Just as the Occupation was defining for the rest of his generation, Simon’s ‘war’ had been defining for him – a life in limbo, the threat of death lurking in the shadows on the x-rays. This had been essential in forming who Jacques Simon would ultimately become – incarceration, isolation. What could he do, apart from wait for it to end? And read literature, and learn to read literature, and learn to write, and fall in love perhaps, and pen love letters to a lost cause.

It was the experience of the sanatorium that turned Simon into the writer, that turned him into the sort of writer he would become.
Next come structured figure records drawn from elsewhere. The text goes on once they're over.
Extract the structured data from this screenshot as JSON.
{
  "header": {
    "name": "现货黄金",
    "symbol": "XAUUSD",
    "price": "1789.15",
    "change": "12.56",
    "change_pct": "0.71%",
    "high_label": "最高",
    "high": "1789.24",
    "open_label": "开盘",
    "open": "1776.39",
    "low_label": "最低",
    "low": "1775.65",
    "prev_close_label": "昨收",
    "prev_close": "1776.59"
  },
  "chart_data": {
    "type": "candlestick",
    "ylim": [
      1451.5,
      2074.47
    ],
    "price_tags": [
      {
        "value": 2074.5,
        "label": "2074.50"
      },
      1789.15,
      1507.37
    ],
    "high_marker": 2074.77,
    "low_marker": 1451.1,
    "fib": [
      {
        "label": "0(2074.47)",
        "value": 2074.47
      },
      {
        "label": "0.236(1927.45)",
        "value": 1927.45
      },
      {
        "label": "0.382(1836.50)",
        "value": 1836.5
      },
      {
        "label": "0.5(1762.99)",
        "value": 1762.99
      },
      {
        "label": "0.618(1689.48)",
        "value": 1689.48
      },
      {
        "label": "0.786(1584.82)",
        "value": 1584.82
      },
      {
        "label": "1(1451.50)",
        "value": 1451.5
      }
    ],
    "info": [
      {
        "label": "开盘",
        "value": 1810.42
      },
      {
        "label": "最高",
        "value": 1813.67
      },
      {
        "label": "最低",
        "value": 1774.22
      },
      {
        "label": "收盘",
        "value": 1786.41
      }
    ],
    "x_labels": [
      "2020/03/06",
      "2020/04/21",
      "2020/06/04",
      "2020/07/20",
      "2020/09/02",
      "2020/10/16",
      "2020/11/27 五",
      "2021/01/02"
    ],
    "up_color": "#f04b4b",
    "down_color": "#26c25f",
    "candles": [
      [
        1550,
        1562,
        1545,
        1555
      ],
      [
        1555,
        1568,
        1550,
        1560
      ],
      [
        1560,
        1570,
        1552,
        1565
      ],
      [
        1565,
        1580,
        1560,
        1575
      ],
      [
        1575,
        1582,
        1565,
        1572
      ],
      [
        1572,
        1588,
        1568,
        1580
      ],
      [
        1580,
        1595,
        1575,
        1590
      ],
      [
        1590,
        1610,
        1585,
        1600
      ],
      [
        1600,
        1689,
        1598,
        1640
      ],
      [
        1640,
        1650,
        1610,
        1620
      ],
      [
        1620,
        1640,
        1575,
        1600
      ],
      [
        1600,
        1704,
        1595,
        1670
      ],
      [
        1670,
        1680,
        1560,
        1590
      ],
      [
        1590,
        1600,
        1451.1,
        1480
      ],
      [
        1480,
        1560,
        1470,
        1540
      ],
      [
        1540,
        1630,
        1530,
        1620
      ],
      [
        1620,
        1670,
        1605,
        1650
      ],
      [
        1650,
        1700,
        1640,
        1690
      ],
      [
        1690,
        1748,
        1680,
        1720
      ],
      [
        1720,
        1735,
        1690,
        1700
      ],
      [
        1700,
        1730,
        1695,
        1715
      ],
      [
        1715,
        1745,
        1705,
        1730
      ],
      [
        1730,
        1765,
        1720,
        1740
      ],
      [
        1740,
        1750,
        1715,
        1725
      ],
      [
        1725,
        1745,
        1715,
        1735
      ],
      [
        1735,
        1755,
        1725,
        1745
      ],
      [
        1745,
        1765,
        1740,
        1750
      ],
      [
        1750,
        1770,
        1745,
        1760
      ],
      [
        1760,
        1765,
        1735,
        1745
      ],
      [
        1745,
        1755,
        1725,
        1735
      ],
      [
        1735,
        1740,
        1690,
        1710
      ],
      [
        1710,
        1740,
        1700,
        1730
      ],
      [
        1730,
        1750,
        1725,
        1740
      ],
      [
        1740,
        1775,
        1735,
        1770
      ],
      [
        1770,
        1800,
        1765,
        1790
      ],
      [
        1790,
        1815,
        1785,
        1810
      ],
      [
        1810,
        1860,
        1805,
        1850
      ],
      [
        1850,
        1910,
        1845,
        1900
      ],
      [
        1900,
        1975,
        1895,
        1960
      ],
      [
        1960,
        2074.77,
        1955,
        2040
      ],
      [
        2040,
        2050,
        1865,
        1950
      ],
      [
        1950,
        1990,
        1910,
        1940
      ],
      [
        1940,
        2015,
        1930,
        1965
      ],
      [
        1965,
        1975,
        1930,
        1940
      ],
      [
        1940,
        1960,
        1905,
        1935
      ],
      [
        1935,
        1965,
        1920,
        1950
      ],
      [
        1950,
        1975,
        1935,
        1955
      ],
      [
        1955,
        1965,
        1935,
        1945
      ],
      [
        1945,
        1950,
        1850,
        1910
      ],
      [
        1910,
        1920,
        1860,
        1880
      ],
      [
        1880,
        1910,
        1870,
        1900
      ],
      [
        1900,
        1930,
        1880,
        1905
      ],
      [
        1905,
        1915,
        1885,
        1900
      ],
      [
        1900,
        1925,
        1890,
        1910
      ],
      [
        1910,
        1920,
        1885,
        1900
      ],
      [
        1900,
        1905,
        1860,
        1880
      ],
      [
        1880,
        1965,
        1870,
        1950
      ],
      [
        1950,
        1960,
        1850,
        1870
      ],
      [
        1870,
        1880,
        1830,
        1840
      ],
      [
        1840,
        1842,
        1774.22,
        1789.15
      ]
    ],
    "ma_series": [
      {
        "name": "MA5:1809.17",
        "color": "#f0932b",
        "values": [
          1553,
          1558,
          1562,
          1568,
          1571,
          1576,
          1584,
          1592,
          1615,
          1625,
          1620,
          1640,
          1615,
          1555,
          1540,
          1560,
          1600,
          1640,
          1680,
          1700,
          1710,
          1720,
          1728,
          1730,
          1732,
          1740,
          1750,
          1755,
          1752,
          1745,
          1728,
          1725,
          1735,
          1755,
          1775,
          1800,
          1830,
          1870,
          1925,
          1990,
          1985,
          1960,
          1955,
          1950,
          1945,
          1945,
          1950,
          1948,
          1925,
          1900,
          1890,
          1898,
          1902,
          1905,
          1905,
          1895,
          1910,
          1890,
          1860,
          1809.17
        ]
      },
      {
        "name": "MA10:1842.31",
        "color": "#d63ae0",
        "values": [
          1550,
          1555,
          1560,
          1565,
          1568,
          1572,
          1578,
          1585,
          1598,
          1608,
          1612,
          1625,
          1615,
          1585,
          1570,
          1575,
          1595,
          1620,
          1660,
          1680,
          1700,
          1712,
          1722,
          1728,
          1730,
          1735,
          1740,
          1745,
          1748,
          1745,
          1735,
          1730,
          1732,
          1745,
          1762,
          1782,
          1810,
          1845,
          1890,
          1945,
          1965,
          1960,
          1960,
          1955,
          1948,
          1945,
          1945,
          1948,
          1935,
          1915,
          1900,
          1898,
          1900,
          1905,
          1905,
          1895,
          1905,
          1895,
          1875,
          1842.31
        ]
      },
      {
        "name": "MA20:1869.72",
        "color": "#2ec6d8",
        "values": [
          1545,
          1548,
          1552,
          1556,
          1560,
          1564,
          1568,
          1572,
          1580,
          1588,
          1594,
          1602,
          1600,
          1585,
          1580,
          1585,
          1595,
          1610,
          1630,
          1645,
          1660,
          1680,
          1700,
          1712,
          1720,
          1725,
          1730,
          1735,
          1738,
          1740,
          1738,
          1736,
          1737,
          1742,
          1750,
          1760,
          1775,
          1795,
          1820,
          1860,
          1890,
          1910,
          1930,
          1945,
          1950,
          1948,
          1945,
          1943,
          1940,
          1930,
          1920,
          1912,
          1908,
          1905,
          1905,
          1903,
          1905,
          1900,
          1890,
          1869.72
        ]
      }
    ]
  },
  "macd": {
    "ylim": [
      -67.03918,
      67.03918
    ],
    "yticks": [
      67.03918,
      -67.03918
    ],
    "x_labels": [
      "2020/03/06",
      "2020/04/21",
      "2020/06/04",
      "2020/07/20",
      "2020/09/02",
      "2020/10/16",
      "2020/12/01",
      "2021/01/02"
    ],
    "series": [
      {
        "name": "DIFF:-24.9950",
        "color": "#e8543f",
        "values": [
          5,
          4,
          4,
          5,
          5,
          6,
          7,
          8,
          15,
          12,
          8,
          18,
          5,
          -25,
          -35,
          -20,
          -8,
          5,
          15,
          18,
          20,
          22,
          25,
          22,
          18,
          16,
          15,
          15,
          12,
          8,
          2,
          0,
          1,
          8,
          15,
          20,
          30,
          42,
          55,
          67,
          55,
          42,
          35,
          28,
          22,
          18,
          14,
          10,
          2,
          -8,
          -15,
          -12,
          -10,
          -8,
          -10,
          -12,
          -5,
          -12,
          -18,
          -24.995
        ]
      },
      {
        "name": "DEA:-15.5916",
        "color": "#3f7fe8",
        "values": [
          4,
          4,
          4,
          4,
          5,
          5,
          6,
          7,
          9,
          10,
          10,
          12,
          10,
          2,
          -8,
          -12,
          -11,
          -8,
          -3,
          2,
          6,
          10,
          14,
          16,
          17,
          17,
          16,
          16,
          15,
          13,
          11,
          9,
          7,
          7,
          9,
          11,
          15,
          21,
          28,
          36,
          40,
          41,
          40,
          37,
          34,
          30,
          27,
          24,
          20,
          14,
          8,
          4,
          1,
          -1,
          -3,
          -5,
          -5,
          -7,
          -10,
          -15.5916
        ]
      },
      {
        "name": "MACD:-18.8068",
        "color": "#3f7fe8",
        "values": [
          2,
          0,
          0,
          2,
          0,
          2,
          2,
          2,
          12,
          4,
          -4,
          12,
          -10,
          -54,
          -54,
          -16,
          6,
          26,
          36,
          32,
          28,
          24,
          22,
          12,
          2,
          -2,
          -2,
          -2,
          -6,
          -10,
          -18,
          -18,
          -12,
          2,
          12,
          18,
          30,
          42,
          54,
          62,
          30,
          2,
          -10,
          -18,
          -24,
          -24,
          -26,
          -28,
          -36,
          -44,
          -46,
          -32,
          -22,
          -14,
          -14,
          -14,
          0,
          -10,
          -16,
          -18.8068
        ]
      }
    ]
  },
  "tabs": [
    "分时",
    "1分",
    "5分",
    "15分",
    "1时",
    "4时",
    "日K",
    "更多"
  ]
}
It was the disease, ironically, that gave Jacques Simon his chance. It was there in the sanatorium that he immersed himself in literature; there, his attitudes to it formed. So it was not an anomaly, that in Simon par Simon, Simon had dismissed that crucial time as the ‘unproductive life’, the life before the ‘life of the writer’. His silence was conscious. Life in the sanatorium, for all that it ultimately meant for the writer, had been deemed unworthy of his writing, because that was the writer he had become.

It is raining now as Erica heads back towards the main gate, a gentle misty rain that seems almost suspended in the air rather than falling. It moistens her face as she walks and creeps along her sleeves where her hands are jammed into the pockets of her coat. Rain like this belongs in cemeteries. It is not depressing, it is sobering. It suggests a sense of proportion, it encourages a balanced view of the situation.

If there was one person who was never going to write a novel, it was Jacques Simon. She wanted Simon to be the novelist, to fulfil the promise of a ‘secret life’, and so she shared the American’s fantasy of Jacques Simon ‘transcending theory and criticism’ to write a great novel, but that never happened. Jean-Pierre is right. Le roman en préparation did not transcend Jacques Simon’s literary role, it confirmed it. He was only doing what he always did, he was reading texts. Simon was never ‘that sort of writer’, Jean-Pierre insisted, and he wasn’t. Simon had approached the task of writing a novel as only he could, by writing a series of lectures on the ‘preparation’ for the writing of a novel. No-one has ever written a novel doing that.

A lifetime of writing, of theorising and analysing literature, the pleasure in the writing and in the thinking, the pleasure in the reading of texts. The love of words, the cleverness of literary references, the ever-present wit, imagining and re-imagining what a text might be. No-one can deny Jacques Simon’s love of literature, it’s there on every page he wrote. But it is not straightforward, it is not as it once seemed. For alongside this love of literature, there also appears a curious ambivalence, perhaps it is even a fear.

Literature is about literature, Simon writes, writing about other writing, the text a tissue of quotations. If that is true, it is only one truth amongst others, and it is never completely true, and if, for Erica, it had ever been a compelling idea, it was no longer. Simon delighted in meanings and signs and the intertextual play of the ‘readerly’ text, but his was an understanding of a literature constrained, a literature self-sufficient to the critic, a literature closed off, a literature that bears little evidence of the blood and sweat of the world. It springs from a desire to write from ‘outside’ perhaps, a desire to avoid the ‘getting-one’s-hands-dirty’ that another writing demands, that writing that rubs up against experience and is formed by it.

‘As if’, Jacques Simon had said. As if. And it had to be ‘as if’, because he could never be that other writer, the writer who sees life and writes from it, the writer who sees life and writes because of it.